“For modern people the pursuit of wisdom sounds like something you'd have to travel to Tibet for. To us, wisdom is mystical and esoteric. It conjures up images of cave-dwelling hermits, saffron-robed monks, and, well, Yoda.”
“... we met with more closed doors than open ones -- and the people who answered our knocks were invariably older. Young people didn't aswner the door to strangers, who would undoubtedly be trying to sell something, any more than they would answer the telephone to telemarketers once Caller ID came along. The only people we encountered going door-to-door were the ones old enough to remember when that's the way the world worked.”

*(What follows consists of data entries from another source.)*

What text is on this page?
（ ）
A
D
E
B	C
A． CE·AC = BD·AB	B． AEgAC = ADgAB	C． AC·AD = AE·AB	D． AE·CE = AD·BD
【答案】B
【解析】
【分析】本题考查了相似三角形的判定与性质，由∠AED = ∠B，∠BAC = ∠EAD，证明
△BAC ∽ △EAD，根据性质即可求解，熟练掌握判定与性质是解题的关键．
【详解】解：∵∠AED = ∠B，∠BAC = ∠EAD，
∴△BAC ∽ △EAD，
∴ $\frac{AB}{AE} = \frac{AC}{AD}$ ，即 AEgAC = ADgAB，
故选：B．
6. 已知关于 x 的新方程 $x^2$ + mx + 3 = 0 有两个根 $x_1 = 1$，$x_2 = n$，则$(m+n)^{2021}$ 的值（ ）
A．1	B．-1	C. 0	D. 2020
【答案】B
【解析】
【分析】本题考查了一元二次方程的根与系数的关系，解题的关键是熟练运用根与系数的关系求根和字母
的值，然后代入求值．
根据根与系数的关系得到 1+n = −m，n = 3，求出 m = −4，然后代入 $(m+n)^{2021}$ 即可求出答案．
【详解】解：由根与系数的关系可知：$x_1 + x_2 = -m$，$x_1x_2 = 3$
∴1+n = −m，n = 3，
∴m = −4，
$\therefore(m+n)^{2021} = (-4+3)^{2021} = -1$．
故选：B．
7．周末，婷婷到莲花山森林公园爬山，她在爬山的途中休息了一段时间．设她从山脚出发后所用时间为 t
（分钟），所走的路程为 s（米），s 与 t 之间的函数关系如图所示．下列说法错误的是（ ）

“Those two little words -- says you -- are the most powerful argument in any discipline: theology, philosphy, even domestic harmony. They are powerful because they are true. Whenever you say something, it is you who says it. You. And what do you know?”
“The cold logic of mid-twentieth-century atheism has now given way to an era of renewed 'spirituality,' but it is an awakening more thrapeutic than pious, more attuned to self-expression than self-denial. It is now fashionable to talk about God, though it is still deeply unfashionable to believe in him.”
“Reverence for human personality is the beginning of wisdom, in every social question, but above all in education.”
“Collective wisdom, alas, is no adequate substitute for the intelligence of individuals. Individuals who opposed received opinions have been the source of all progress, both moral and intellectual. They have been unpopular, as was natural.”
“Both in thought and in feeling, even though time be real, to realize the unimportance of time is the gate of wisdom.”